To take one example, the memo reveals that the decision to assassinate an American citizen abroad is made by an "informed, senior official", but it does not disclose how much evidence or the reliability threshold that must be reached to constitute "informed" or how senior the "senior official" must be.

Leaving the legal and ethical dimensions aside for now, perhaps the most enduring and concerning aspect to these disclosures is the standard of international behaviour that it sets.

The US military leads the world in drone and automation technology — its drone fleet is qualitatively and quantitatively superior to any other.

Yet American dominance in the field of unmanned aerial vehicles and other "warbots" is quickly coming to an end. Allies and competitors alike are set to introduce their own drones over the next few years.

Indeed, there are 75 countries around the world that have — or are on the verge of — introducing their own military drones.

Unlike other military technologies, such as stealth-bombers, submarines and aircraft cariers, the financial and technological barriers to acquiring drones are far lower. As such, some analysts suspect that the Chinese stealth drones in the pipeline will be more advanced than even the American models and may potentially be pumped out by the hundreds. Within two years, Beijing plans to build 11 drone bases along its coastline.

Over the next few years, North Korea, Iran, Pakistan, India, Japan, Russia and China will all be flying armed aerial drones.

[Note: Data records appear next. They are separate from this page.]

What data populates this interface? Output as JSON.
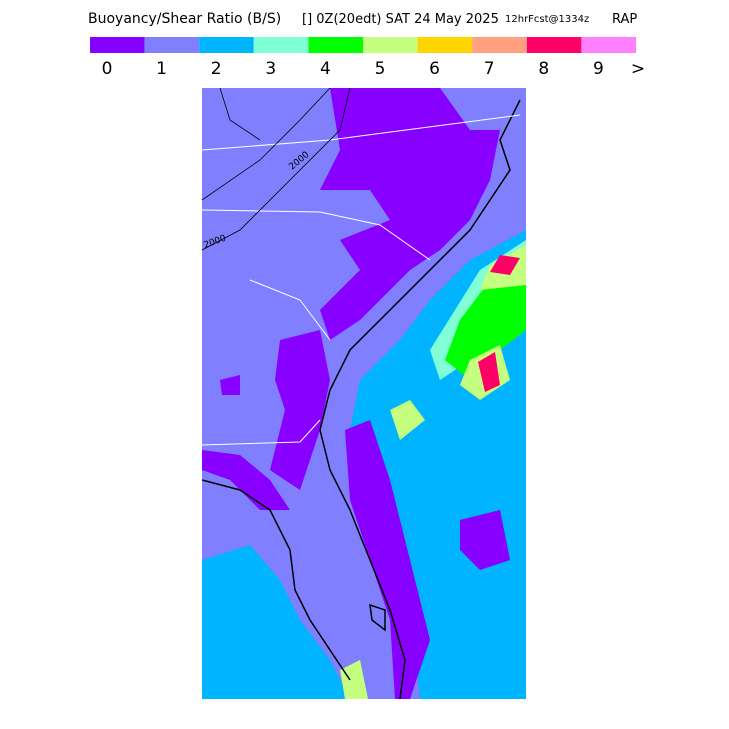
{
  "header": {
    "title": "Buoyancy/Shear Ratio (B/S)",
    "valid": "[] 0Z(20edt) SAT 24 May 2025",
    "forecast": "12hrFcst@1334z",
    "model": "RAP"
  },
  "legend": {
    "colors": [
      "#8800ff",
      "#8080ff",
      "#00b4ff",
      "#80ffd4",
      "#00ff00",
      "#c4ff80",
      "#ffd500",
      "#ffa080",
      "#ff0066",
      "#ff80ff"
    ],
    "labels": [
      "0",
      "1",
      "2",
      "3",
      "4",
      "5",
      "6",
      "7",
      "8",
      "9",
      ">"
    ]
  },
  "map": {
    "contour_labels": [
      "2000",
      "2000"
    ]
  }
}
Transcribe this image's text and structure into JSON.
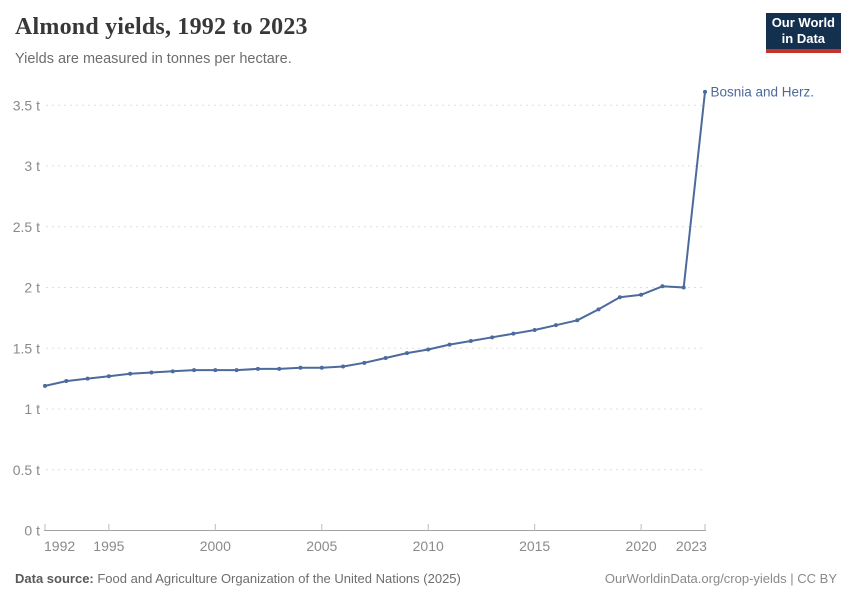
{
  "header": {
    "title": "Almond yields, 1992 to 2023",
    "subtitle": "Yields are measured in tonnes per hectare."
  },
  "logo": {
    "line1": "Our World",
    "line2": "in Data",
    "bg_color": "#13304f",
    "bar_color": "#c5332b"
  },
  "chart_data": {
    "type": "line",
    "title": "Almond yields, 1992 to 2023",
    "ylabel": "tonnes per hectare",
    "unit": " t",
    "x": [
      1992,
      1993,
      1994,
      1995,
      1996,
      1997,
      1998,
      1999,
      2000,
      2001,
      2002,
      2003,
      2004,
      2005,
      2006,
      2007,
      2008,
      2009,
      2010,
      2011,
      2012,
      2013,
      2014,
      2015,
      2016,
      2017,
      2018,
      2019,
      2020,
      2021,
      2022,
      2023
    ],
    "series": [
      {
        "name": "Bosnia and Herz.",
        "color": "#4c6a9c",
        "values": [
          1.19,
          1.23,
          1.25,
          1.27,
          1.29,
          1.3,
          1.31,
          1.32,
          1.32,
          1.32,
          1.33,
          1.33,
          1.34,
          1.34,
          1.35,
          1.38,
          1.42,
          1.46,
          1.49,
          1.53,
          1.56,
          1.59,
          1.62,
          1.65,
          1.69,
          1.73,
          1.82,
          1.92,
          1.94,
          2.01,
          2.0,
          3.61
        ]
      }
    ],
    "xlim": [
      1992,
      2023
    ],
    "ylim": [
      0,
      3.5
    ],
    "xticks": [
      1992,
      1995,
      2000,
      2005,
      2010,
      2015,
      2020,
      2023
    ],
    "xtick_labels": [
      "1992",
      "1995",
      "2000",
      "2005",
      "2010",
      "2015",
      "2020",
      "2023"
    ],
    "yticks": [
      0,
      0.5,
      1,
      1.5,
      2,
      2.5,
      3,
      3.5
    ],
    "ytick_labels": [
      "0 t",
      "0.5 t",
      "1 t",
      "1.5 t",
      "2 t",
      "2.5 t",
      "3 t",
      "3.5 t"
    ],
    "grid": "horizontal-dashed",
    "legend_position": "end-of-line-label",
    "colors": {
      "gridline": "#dedede",
      "axis": "#a3a3a3",
      "tick_text": "#8a8a8a"
    }
  },
  "footer": {
    "source_label": "Data source:",
    "source_text": " Food and Agriculture Organization of the United Nations (2025)",
    "attribution": "OurWorldinData.org/crop-yields | CC BY"
  }
}
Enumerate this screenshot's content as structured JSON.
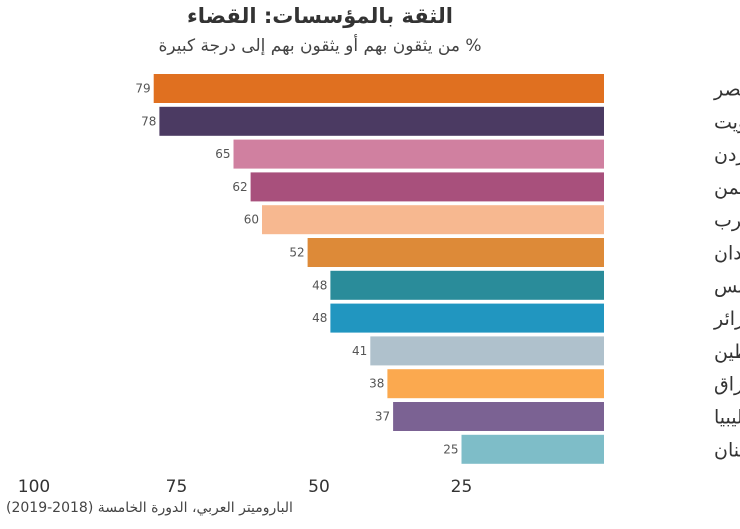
{
  "chart_data": {
    "type": "bar",
    "orientation": "horizontal",
    "title": "الثقة بالمؤسسات: القضاء",
    "subtitle": "% من يثقون بهم أو يثقون بهم  إلى درجة كبيرة",
    "source": "الباروميتر العربي، الدورة الخامسة (2018-2019)",
    "categories": [
      "مصر",
      "الكويت",
      "الأردن",
      "اليمن",
      "المغرب",
      "السودان",
      "تونس",
      "الجزائر",
      "فلسطين",
      "العراق",
      "ليبيا",
      "لبنان"
    ],
    "values": [
      79,
      78,
      65,
      62,
      60,
      52,
      48,
      48,
      41,
      38,
      37,
      25
    ],
    "colors": [
      "#e07020",
      "#4b3a62",
      "#d080a0",
      "#a8507c",
      "#f7b890",
      "#dd8a38",
      "#2a8c9a",
      "#2196c0",
      "#afc1cc",
      "#fba94f",
      "#7b6293",
      "#7ebdc8"
    ],
    "x_ticks": [
      100,
      75,
      50,
      25
    ],
    "xlim": [
      0,
      100
    ],
    "x_reversed": true,
    "legend": "none",
    "grid": false
  }
}
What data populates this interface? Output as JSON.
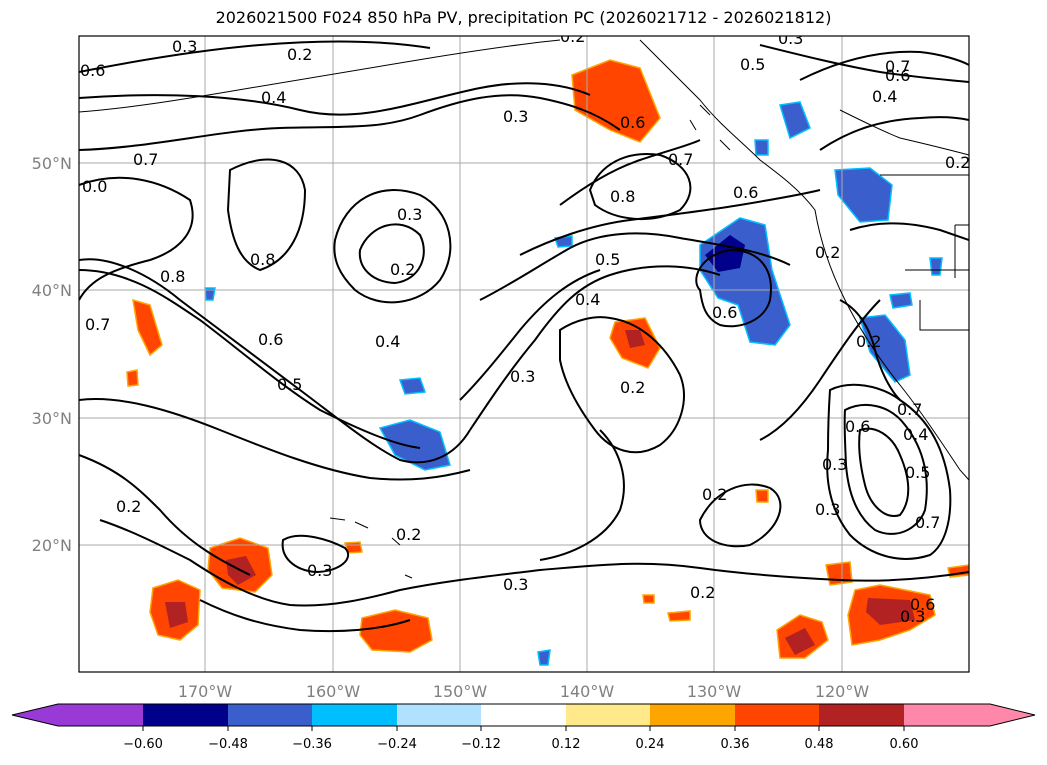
{
  "title": "2026021500 F024 850 hPa PV, precipitation PC (2026021712 - 2026021812)",
  "lon_labels": [
    "170°W",
    "160°W",
    "150°W",
    "140°W",
    "130°W",
    "120°W"
  ],
  "lat_labels": [
    "50°N",
    "40°N",
    "30°N",
    "20°N"
  ],
  "contour_labels": [
    "0.3",
    "0.2",
    "0.6",
    "0.4",
    "0.7",
    "0.0",
    "0.8",
    "0.3",
    "0.2",
    "0.8",
    "0.6",
    "0.5",
    "0.4",
    "0.3",
    "0.8",
    "0.6",
    "0.7",
    "0.5",
    "0.4",
    "0.3",
    "0.6",
    "0.2",
    "0.2",
    "0.7",
    "0.6",
    "0.4",
    "0.5",
    "0.2",
    "0.6",
    "0.7",
    "0.2",
    "0.3",
    "0.6",
    "0.3",
    "0.4",
    "0.5",
    "0.7",
    "0.2",
    "0.3",
    "0.3",
    "0.2",
    "0.2",
    "0.2",
    "0.3",
    "0.7",
    "0.6",
    "0.2",
    "0.3"
  ],
  "colorbar": {
    "ticks": [
      "−0.60",
      "−0.48",
      "−0.36",
      "−0.24",
      "−0.12",
      "0.12",
      "0.24",
      "0.36",
      "0.48",
      "0.60"
    ],
    "colors": [
      "#9a3ad6",
      "#00008b",
      "#3a5fcd",
      "#00bfff",
      "#b0e2ff",
      "#ffffff",
      "#ffe98a",
      "#ffa500",
      "#ff4500",
      "#b22222",
      "#ff88aa"
    ]
  },
  "chart_data": {
    "type": "map",
    "projection": "PlateCarree",
    "lon_range": [
      -180,
      -110
    ],
    "lat_range": [
      10,
      60
    ],
    "gridlines": true,
    "variable": "850 hPa PV contours and precipitation PC shading",
    "colorbar_levels": [
      -0.6,
      -0.48,
      -0.36,
      -0.24,
      -0.12,
      0.12,
      0.24,
      0.36,
      0.48,
      0.6
    ]
  }
}
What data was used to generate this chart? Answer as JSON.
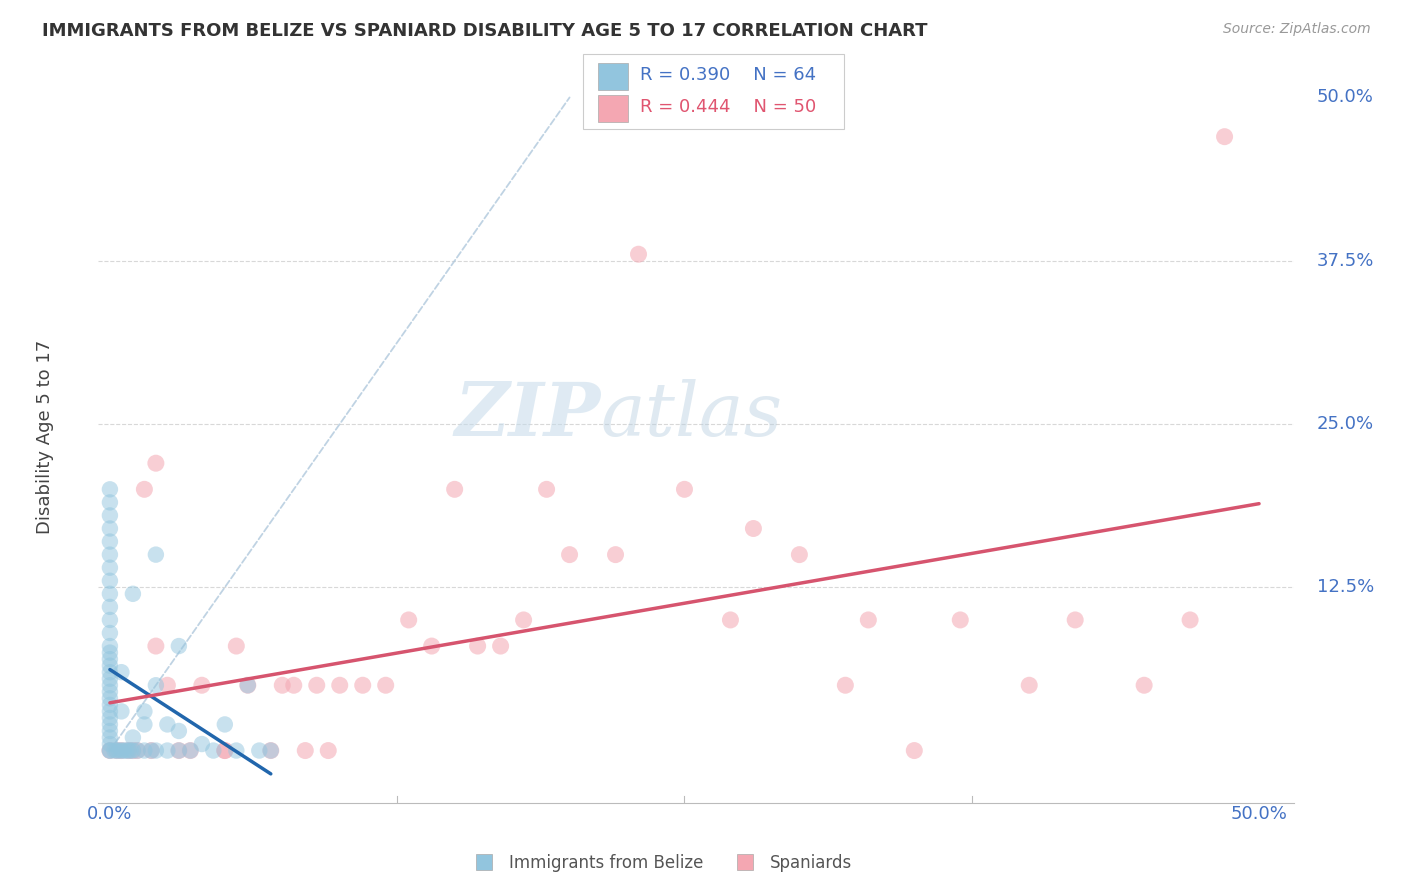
{
  "title": "IMMIGRANTS FROM BELIZE VS SPANIARD DISABILITY AGE 5 TO 17 CORRELATION CHART",
  "source": "Source: ZipAtlas.com",
  "ylabel": "Disability Age 5 to 17",
  "legend_r1": "R = 0.390",
  "legend_n1": "N = 64",
  "legend_r2": "R = 0.444",
  "legend_n2": "N = 50",
  "color_blue": "#92c5de",
  "color_pink": "#f4a7b2",
  "color_blue_line": "#2166ac",
  "color_pink_line": "#d6546e",
  "color_dash": "#aec7d8",
  "watermark_zip": "ZIP",
  "watermark_atlas": "atlas",
  "belize_x": [
    0.0,
    0.0,
    0.0,
    0.0,
    0.0,
    0.0,
    0.0,
    0.0,
    0.0,
    0.0,
    0.0,
    0.0,
    0.0,
    0.0,
    0.0,
    0.0,
    0.0,
    0.0,
    0.0,
    0.0,
    0.0,
    0.0,
    0.0,
    0.0,
    0.0,
    0.0,
    0.0,
    0.0,
    0.0,
    0.0,
    0.2,
    0.3,
    0.4,
    0.5,
    0.5,
    0.6,
    0.7,
    0.8,
    0.9,
    1.0,
    1.0,
    1.2,
    1.5,
    1.5,
    1.8,
    2.0,
    2.0,
    2.5,
    2.5,
    3.0,
    3.0,
    3.5,
    4.0,
    4.5,
    5.0,
    5.5,
    6.0,
    6.5,
    7.0,
    3.0,
    1.0,
    0.5,
    2.0,
    1.5
  ],
  "belize_y": [
    0.0,
    0.0,
    0.5,
    1.0,
    1.5,
    2.0,
    2.5,
    3.0,
    3.5,
    4.0,
    4.5,
    5.0,
    5.5,
    6.0,
    6.5,
    7.0,
    7.5,
    8.0,
    9.0,
    10.0,
    11.0,
    12.0,
    13.0,
    14.0,
    15.0,
    16.0,
    17.0,
    18.0,
    19.0,
    20.0,
    0.0,
    0.0,
    0.0,
    0.0,
    3.0,
    0.0,
    0.0,
    0.0,
    0.0,
    0.0,
    1.0,
    0.0,
    0.0,
    3.0,
    0.0,
    0.0,
    5.0,
    0.0,
    2.0,
    0.0,
    8.0,
    0.0,
    0.5,
    0.0,
    2.0,
    0.0,
    5.0,
    0.0,
    0.0,
    1.5,
    12.0,
    6.0,
    15.0,
    2.0
  ],
  "spaniard_x": [
    0.0,
    0.3,
    0.5,
    0.8,
    1.0,
    1.2,
    1.5,
    1.8,
    2.0,
    2.5,
    3.0,
    3.5,
    4.0,
    5.0,
    5.5,
    6.0,
    7.0,
    7.5,
    8.0,
    8.5,
    9.0,
    9.5,
    10.0,
    11.0,
    12.0,
    13.0,
    14.0,
    15.0,
    16.0,
    17.0,
    18.0,
    19.0,
    20.0,
    22.0,
    23.0,
    25.0,
    27.0,
    28.0,
    30.0,
    32.0,
    33.0,
    35.0,
    37.0,
    40.0,
    42.0,
    45.0,
    47.0,
    48.5,
    2.0,
    5.0
  ],
  "spaniard_y": [
    0.0,
    0.0,
    0.0,
    0.0,
    0.0,
    0.0,
    20.0,
    0.0,
    8.0,
    5.0,
    0.0,
    0.0,
    5.0,
    0.0,
    8.0,
    5.0,
    0.0,
    5.0,
    5.0,
    0.0,
    5.0,
    0.0,
    5.0,
    5.0,
    5.0,
    10.0,
    8.0,
    20.0,
    8.0,
    8.0,
    10.0,
    20.0,
    15.0,
    15.0,
    38.0,
    20.0,
    10.0,
    17.0,
    15.0,
    5.0,
    10.0,
    0.0,
    10.0,
    5.0,
    10.0,
    5.0,
    10.0,
    47.0,
    22.0,
    0.0
  ]
}
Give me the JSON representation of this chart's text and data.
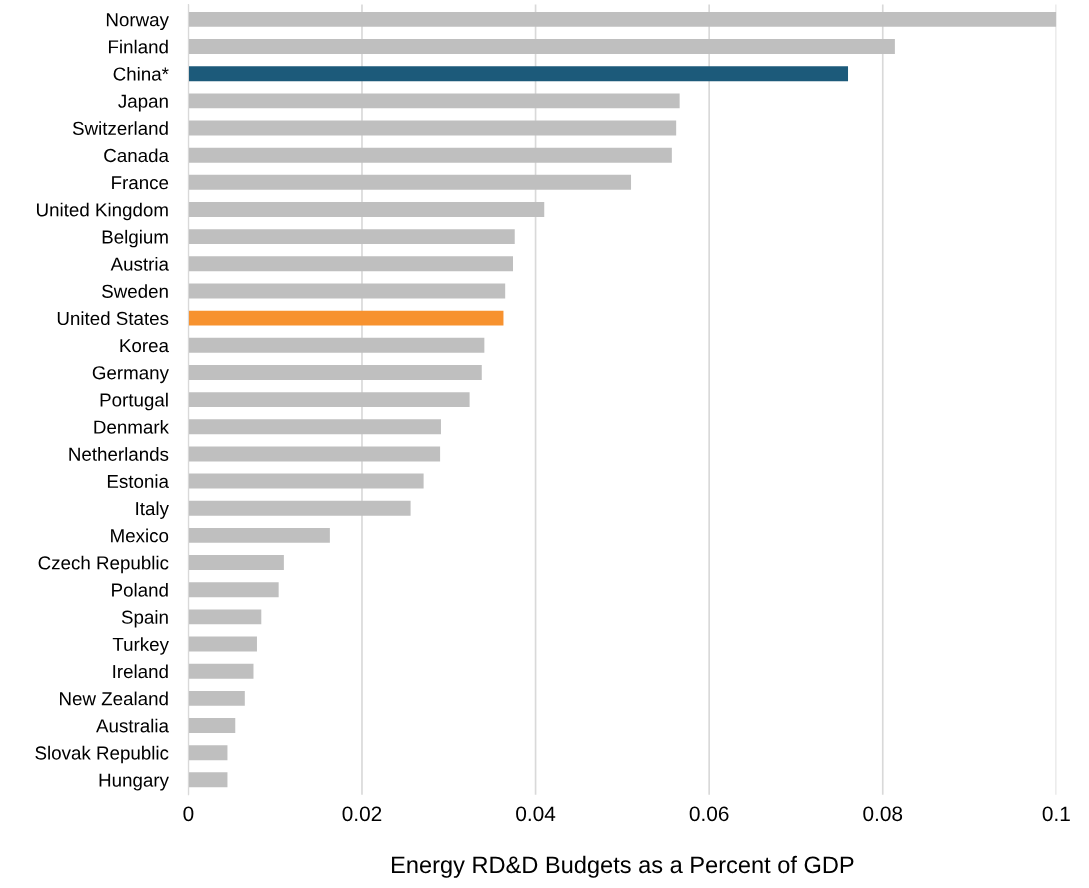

How would the US react to a Chinese drone strike on "militants" in Tibet, or an Indian attack on "terrorists" in Pakistan?

While the US maintains its near monopoly over the use of drones, it has a closing window of opportunity to define their legitimate use.

The rules, procedures and guidelines on how it employs them is likely to become the standard that other nations will be asked to live up to. Unfortunately, however, it is squandering this opportunity by making only short-term calculations.

Washington operates drones over the Horn of Africa, the Arab Peninsula and central Asia. These drones regularly launch extrajudicial missile strikes against any person whom they deem looks sufficiently nasty. In this very young year alone, US drones have killed about 40 people in Pakistan.

Not all these extrajudicial killings are necessarily intrinsically wrong. Indeed, in some instances, they are absolutely necessary. It is the process and conditions under which they occur that must be transparent and institutionalised — first in the US and later held up as the standard for the rest of the world.

Even after the leaked memo, the Americans' decision-making process is cloaked in secrecy. It uses a "disposition matrix", which is a range of undisclosed and classified behaviours and tendencies that individuals can exhibit to raise the suspicion. These undisclosed behaviours then get people on to a "kill list".

Once a strike is carried out, the US classifies all military-aged male victims as combatants. That is, the burden of proof is on the victims to prove they were innocent. The victims, if they survive, have an uphill battle to prove their innocence, as they are never told the charges — remembering that the "disposition matrix" is classified.

In place of the "trust us" approach to drone strikes, it would be prudent for the US to introduce a transparent process that involves both congressional and judicial checks on the executive branch's powers.

This will provide Washington with the moral, and potentially legal, authority to criticise and attempt to limit other countries' use of drones in extrajudicial strikes.

As the world leader in the use of drones, the US has the opportunity to lay down the rules that are going to define 21st-century warfare. It is missing that opportunity.